I did not get any. I do not understand them. Do not know how to solve them. An explanation for all would be very helpful.

Thanks.

Julia

No problem, I will provide a video explanation. Coming very soon :).

Plz put up the explanations for all the questions. I got Q1 & Q2 wrong!

Okay, I will put up explanations for all of the questions :).

Are you going to post the video explanations?

Thanks.

Julia

Hi Julia,

Next week I will post the video explanation for #2, as that is the question everybody seems to be missing.

1) B

2) B, D

3) 0.25

4) E

5) C

🙂

It took me more time than it should have.

Anshul,

You answered most of them correctly :), except #2, which most people are missing. Take a look at answer choice (B) again.

On #4 I was able to get an answer of E,

because 14, 15, 16, 17 when added together =62

and then I used negative integers

-14,-15,-16,-17=-62

then I added the two sums and came up with 0 which wasn’t listed, so I chose E….I know my answer is right, but is my logic correct in how I got to that answer?

Yep your logic is correct, but there is an even faster way:

If you know that each solution for x has a positive and a negative answer (14, -14, 15…etc, then each will cancel out so you don’t have to worry about adding up all the positive integers than subtracting the sum of the negative ones).

Hope that helps :).

got my mistake

No problem 🙂

Shouldnt the answer to the second question be B and D? since b gives us all the angles and a square is formed and a quadrilateral can only be formed if we join them with a common hypotenuse ( equal in length).

1)B (s,t=2 and v=8)

2) B,C,D (I am not sure about option C)

3) 0.25 ( solve for 0.5 * k * 2*sq(k) = 1/8)

4)D (because k includes negative values as well, adding up to zero)

5) 60000 divisors each

for 350,000 divisors = 5 * 6 * 2 ( 350,000 = 2^4 * 5^5 * 7)

for 45,000 divisors = 5 * 3 * 4 (45,000 = 2^3 * 3^2 * 5^4)

I took 13 minutes but 🙁

Hi Praveen,

All of those are correct, except for #2, which seems to be stumping everyone :).

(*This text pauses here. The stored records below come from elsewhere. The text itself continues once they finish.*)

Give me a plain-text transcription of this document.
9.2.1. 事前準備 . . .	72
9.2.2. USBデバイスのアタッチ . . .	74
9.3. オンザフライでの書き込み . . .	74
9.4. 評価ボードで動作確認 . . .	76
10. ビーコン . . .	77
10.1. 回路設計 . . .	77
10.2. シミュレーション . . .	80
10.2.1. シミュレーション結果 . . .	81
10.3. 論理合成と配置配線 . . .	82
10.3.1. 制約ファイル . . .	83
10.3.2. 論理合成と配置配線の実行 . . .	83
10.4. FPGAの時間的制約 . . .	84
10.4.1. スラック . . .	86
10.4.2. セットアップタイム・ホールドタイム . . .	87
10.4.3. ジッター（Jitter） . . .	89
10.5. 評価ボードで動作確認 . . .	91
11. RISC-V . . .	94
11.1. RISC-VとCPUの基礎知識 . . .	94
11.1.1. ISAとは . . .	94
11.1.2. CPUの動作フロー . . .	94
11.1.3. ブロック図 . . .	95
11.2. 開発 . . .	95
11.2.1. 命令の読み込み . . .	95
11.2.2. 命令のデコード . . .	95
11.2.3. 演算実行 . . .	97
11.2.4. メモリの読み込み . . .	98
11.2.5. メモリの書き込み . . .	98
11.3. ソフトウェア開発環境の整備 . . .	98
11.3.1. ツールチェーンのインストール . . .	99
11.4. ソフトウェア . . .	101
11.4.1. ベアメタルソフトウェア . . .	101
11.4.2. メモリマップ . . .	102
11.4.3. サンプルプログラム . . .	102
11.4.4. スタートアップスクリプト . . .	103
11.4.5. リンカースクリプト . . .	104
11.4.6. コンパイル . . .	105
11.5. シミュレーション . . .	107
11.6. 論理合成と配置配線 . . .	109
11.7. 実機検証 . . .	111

My clue for that question is try to think of two different shapes that can result from each condition. Just because you can think of one condition doesn’t mean that is the only condition. (Hint: a square + rhombus; rhombus + parallelogram).

Hope that helps 🙂

Let me retype Questions ## 4 and 5 as something went wrong in text after I posted

Question #4) answer E, 13^2<x^2<17^2

14,-14,15,-15,16,-16

Sum=0

Question #5) 350,000=5*7*(2*5)^4=5^5 *2^4 *7, (5+1)(4+1)(1+1)=60

45,000=3^2 *5 *(2*5)^3=2^3 *3^2 *5^4, (3+1)(2+1)(4+1)=60

answer C

Hi Pemdas,

All your answer and explanations are correct – except for #2:

(A) Not an answer

If the quadrilateral is a rhombus, then it will have a different area than if it was a square.

(D) Answer

We have the exact dimensions of quadrilateral: width = .6x, length = x, (x)(.6x) = 16. Solving for ‘x’ gives us only one positive value.

right, the area of rhombus is always less than the area of square. In our case if the quadrilateral is a square we get max.area=(16/4)^2=16, and if we have rhombus the area will be always less than 16. How I could miss it 🙁

Maybe I’ll make this a monthly challenge, so you’ll have another chance to get 5/5. Still, 4/5 is very good :).

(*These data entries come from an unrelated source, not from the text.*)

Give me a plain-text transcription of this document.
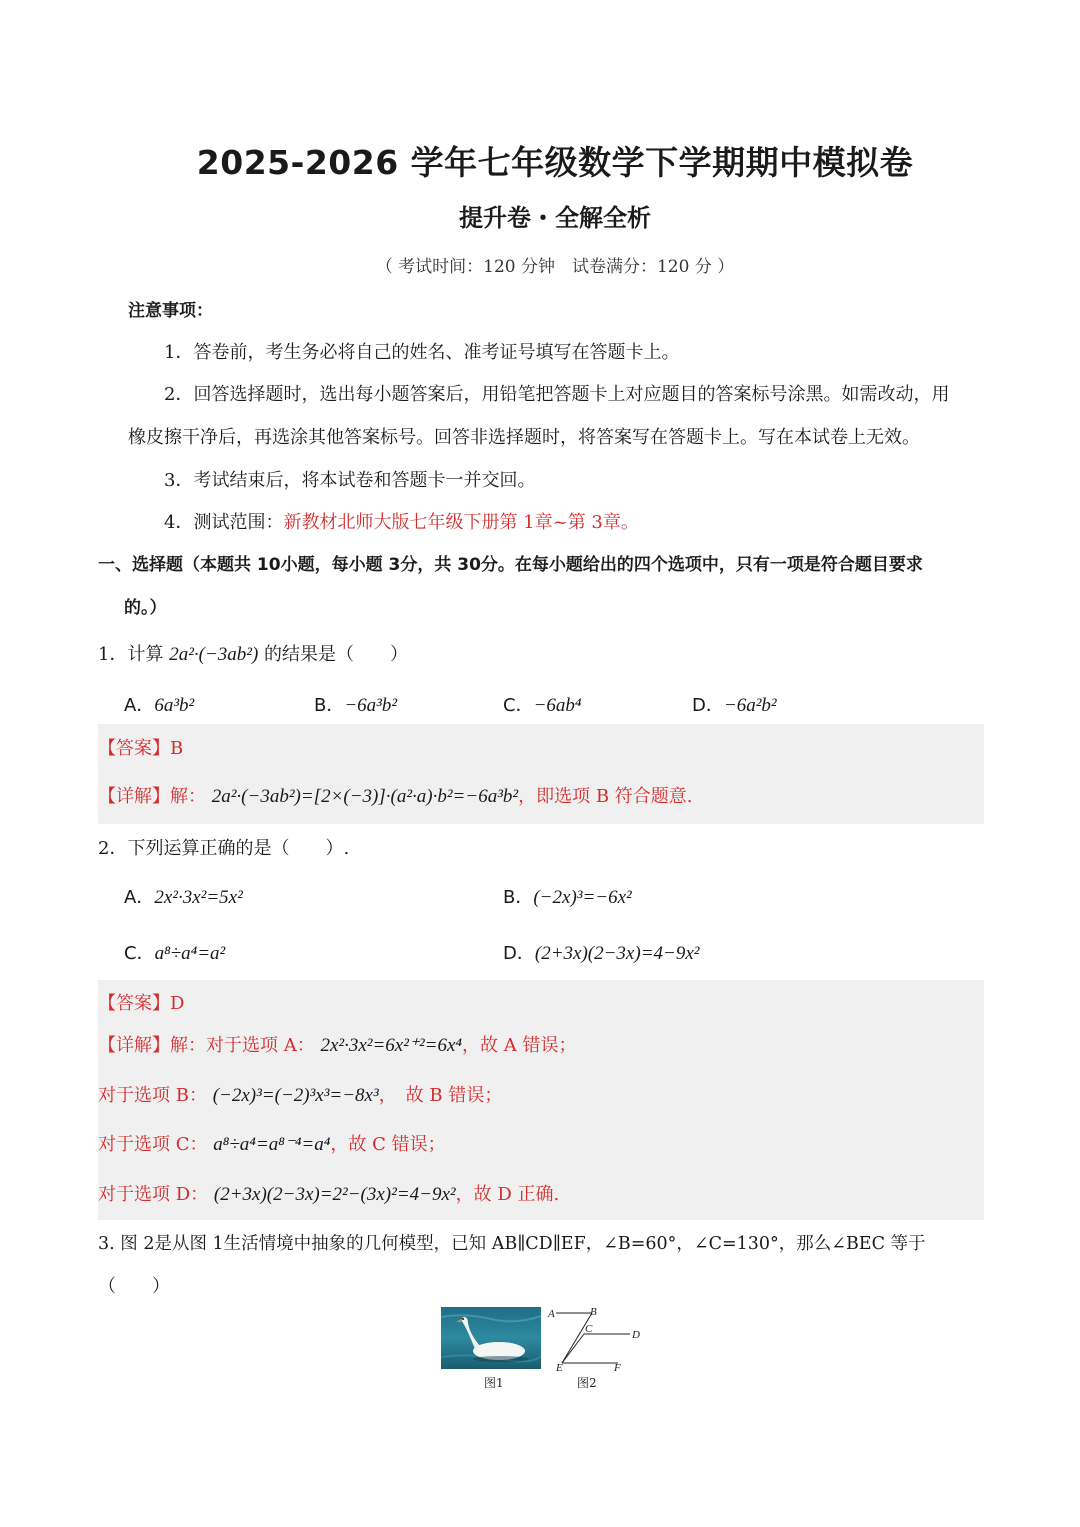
2025-2026 学年七年级数学下学期期中模拟卷
提升卷・全解全析
（ 考试时间：120 分钟　试卷满分：120 分 ）
注意事项：
1．答卷前，考生务必将自己的姓名、准考证号填写在答题卡上。
2．回答选择题时，选出每小题答案后，用铅笔把答题卡上对应题目的答案标号涂黑。如需改动，用
橡皮擦干净后，再选涂其他答案标号。回答非选择题时，将答案写在答题卡上。写在本试卷上无效。
3．考试结束后，将本试卷和答题卡一并交回。
4．测试范围：新教材北师大版七年级下册第 1章~第 3章。
一、选择题（本题共 10小题，每小题 3分，共 30分。在每小题给出的四个选项中，只有一项是符合题目要求
的。）
1．计算 2a²·(−3ab²) 的结果是（　　）
A．6a³b²	B．−6a³b²	C．−6ab⁴	D．−6a²b²
【答案】B
【详解】解： 2a²·(−3ab²)=[2×(−3)]·(a²·a)·b²=−6a³b²，即选项 B 符合题意.
2．下列运算正确的是（　　）.
A．2x²·3x²=5x²	B．(−2x)³=−6x²
C．a⁸÷a⁴=a²	D．(2+3x)(2−3x)=4−9x²
【答案】D
【详解】解：对于选项 A： 2x²·3x²=6x²⁺²=6x⁴，故 A 错误；
对于选项 B： (−2x)³=(−2)³x³=−8x³，　故 B 错误；
对于选项 C： a⁸÷a⁴=a⁸⁻⁴=a⁴，故 C 错误；
对于选项 D： (2+3x)(2−3x)=2²−(3x)²=4−9x²，故 D 正确.
3. 图 2是从图 1生活情境中抽象的几何模型，已知 AB∥CD∥EF，∠B=60°，∠C=130°，那么∠BEC 等于
（　　）
图1
A	B
C	D
E	F
图2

Question #5) was merged with Question #4) 🙂

Question #5) answer is C

the whole task took me 9 mins

Question #1) when two primes factorized and raised to the power of 3 is perfect square the only viable case which comes to my mind is s=t=2 and (st)^3=(2*2)^3=64 or 8^2. Hence v=8 and 8=2^3 or (3+1) factors with 1 and 3 factors greater than 1.

answer B.

Question #2) I mark answers A and D

Question #3) answer 0.25, this one I knew answer ans solved earlier as have premium Magoosh account

Question #4) answer E, 13^2<x^2 (5+1)(4+1)(1+1)=60

45,000=3^2 *5*(2*5)^3=2^3 *3^2 *5^4, factors number –> (3+1)(2+1)(4+1)=60

answer C

1. A)

2. C), E)

3. 0.707

4. B)

5. A)

Hi Vanan,

As the post mentioned, these are some tough questions :).

Give it another shot, and see if you can get them right.